Click the Original, Code and Reconstruction tabs to read about the issues and how they were fixed.

Original


Source: Larry Kim (2019).


Objective

The objective of this original data visualisation is to find out what are the most expensive (highest cost per click) key words for Google AdWords and the target audience could be any organisation that provide online advertisement, or any orgnisation that would like to do online marketing via any search engine or alike, or general audience interested in online advertisement.

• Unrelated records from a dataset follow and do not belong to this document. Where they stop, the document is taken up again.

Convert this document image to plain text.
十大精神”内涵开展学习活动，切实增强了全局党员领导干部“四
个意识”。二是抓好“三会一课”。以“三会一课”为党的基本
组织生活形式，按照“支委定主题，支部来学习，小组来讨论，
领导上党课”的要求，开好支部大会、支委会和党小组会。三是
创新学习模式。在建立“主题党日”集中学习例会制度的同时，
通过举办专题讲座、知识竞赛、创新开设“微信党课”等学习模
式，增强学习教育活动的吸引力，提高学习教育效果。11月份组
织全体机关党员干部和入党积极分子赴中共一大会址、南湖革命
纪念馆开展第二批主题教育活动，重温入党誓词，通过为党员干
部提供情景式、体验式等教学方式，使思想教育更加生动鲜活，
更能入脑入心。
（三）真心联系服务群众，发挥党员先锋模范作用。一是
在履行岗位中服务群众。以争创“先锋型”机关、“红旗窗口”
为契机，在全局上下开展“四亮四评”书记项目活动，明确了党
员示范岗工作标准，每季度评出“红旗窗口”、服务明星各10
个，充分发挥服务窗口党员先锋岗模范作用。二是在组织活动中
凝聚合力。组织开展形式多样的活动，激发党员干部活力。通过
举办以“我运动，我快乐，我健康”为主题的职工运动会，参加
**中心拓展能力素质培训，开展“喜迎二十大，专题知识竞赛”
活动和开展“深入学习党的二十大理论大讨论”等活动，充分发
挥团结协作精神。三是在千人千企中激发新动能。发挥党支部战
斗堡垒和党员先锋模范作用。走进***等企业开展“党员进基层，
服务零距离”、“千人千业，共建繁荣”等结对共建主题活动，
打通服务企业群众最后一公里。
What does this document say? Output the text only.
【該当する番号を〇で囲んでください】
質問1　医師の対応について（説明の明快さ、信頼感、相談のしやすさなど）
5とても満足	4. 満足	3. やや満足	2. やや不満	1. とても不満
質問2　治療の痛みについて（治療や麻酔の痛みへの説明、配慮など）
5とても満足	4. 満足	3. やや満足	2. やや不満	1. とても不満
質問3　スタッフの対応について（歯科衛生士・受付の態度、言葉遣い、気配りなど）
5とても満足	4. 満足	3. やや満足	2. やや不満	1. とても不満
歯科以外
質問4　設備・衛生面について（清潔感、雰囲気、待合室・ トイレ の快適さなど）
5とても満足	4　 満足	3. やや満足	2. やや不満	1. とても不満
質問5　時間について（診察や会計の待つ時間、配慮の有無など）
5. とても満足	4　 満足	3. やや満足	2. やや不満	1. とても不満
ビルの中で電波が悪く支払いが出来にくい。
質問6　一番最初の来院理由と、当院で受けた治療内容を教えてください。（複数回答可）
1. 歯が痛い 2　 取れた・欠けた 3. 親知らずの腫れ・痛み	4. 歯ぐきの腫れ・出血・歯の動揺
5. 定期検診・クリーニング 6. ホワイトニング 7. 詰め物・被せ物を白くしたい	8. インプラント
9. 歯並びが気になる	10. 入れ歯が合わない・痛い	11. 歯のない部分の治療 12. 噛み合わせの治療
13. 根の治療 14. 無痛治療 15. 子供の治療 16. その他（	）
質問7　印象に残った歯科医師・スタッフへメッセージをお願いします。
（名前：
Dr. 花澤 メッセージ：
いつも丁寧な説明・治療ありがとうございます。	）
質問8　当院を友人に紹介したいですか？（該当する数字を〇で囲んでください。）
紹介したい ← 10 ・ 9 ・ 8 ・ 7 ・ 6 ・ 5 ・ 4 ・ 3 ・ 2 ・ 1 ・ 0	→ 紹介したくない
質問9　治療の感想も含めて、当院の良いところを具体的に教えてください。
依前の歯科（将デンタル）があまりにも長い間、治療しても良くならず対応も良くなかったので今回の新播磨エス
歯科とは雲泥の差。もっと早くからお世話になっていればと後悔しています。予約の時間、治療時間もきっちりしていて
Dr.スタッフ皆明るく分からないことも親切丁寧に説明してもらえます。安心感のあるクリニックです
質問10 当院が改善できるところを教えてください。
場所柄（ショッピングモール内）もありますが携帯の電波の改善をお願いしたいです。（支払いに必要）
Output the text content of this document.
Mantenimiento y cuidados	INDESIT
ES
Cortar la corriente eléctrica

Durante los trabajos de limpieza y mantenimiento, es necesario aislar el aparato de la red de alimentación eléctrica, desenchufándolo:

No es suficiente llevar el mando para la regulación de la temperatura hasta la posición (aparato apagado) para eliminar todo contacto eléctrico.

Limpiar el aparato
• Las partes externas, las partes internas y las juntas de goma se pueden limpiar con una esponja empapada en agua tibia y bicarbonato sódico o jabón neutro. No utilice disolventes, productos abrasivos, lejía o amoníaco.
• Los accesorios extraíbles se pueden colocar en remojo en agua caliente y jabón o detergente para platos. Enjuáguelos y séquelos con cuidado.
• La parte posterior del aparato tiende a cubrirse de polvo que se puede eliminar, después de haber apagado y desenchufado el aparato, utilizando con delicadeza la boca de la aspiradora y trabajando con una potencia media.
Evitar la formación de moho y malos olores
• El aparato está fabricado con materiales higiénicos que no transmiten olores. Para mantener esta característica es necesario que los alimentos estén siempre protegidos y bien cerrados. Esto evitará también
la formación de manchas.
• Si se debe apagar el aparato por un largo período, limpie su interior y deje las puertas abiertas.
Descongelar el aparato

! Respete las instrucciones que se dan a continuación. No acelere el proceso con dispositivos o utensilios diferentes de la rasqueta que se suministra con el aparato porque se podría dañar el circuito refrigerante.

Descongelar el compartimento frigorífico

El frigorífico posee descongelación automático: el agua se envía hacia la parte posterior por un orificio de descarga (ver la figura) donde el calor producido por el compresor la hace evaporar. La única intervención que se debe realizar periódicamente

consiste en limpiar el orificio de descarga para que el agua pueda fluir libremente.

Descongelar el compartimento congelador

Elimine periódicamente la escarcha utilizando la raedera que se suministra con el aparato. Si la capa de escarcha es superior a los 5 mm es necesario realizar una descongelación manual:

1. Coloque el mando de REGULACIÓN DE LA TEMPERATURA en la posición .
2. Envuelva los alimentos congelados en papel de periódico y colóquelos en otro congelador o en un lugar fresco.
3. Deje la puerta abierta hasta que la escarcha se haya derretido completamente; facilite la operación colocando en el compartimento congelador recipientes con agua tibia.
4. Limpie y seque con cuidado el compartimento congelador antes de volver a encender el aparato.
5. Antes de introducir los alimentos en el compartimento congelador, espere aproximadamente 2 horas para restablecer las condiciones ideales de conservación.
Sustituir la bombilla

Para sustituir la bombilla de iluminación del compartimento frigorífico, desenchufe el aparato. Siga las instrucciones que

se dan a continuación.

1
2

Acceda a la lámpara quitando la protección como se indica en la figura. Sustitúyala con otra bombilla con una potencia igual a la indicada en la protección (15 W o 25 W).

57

The visualisation chosen had the following three main issues:

  • The pie chart has 20 different colors, though there are annotations for the smaller areas, it is normally recommended for pir charts to have 5-7 colours (based on short term memory; macDonald 1999) and no more than 1 colors (Buts 2012).
  • The percentage and area propotions are not correct, e.g. it says #1 is 24%, and #2 is 12.8%, which is 36.8% in total, however they take more than 50% of the pie chart area.And actually this percentage information is not really relevant to the audience as the focus of the visualisation is the cost rather than the frequency of the keywords.
  • The colors are also not so right, e.g. #1 is in red and #2 is in green and next to #1, which can be an issue for red/green color blinded audience; also the color associations are not ideal and do not reflect the key words (e.g.: red color used for key word #7 Donate).

Reference

Code

The following code was used to fix the issues identified in the original.

library(rvest)
library(ggplot2)
library(tidyverse)

webtables <- read_html("https://www.wordstream.com/articles/most-expensive-keywords")

keywordsdata <- html_table(html_nodes(webtables,"table")[[1]])

plotdata <- keywordsdata %>% rename(CPC = "Cost per Click (CPC)")

plotdata$CPC <- as.numeric(sub("\\$","", plotdata$CPC))

plotdata$Keyword <- plotdata$Keyword %>% factor(levels = plotdata$Keyword[order(-plotdata$CPC)])

p1 <- ggplot(plotdata,aes(x=Keyword,y=CPC))+
  geom_bar(stat = "identity", fill = "dodgerblue4")+
  theme(axis.text.x=element_text(angle = 45,hjust=1))+
  geom_text(aes(label=CPC),vjust=-0.5,size=3)+
  labs(title = "The 20 Most Expensive Keywords in Google Ads", x="Keywords", y="Costs per Click (CPC)")

Data Reference

Reconstruction

The following plot fixes the main issues in the original.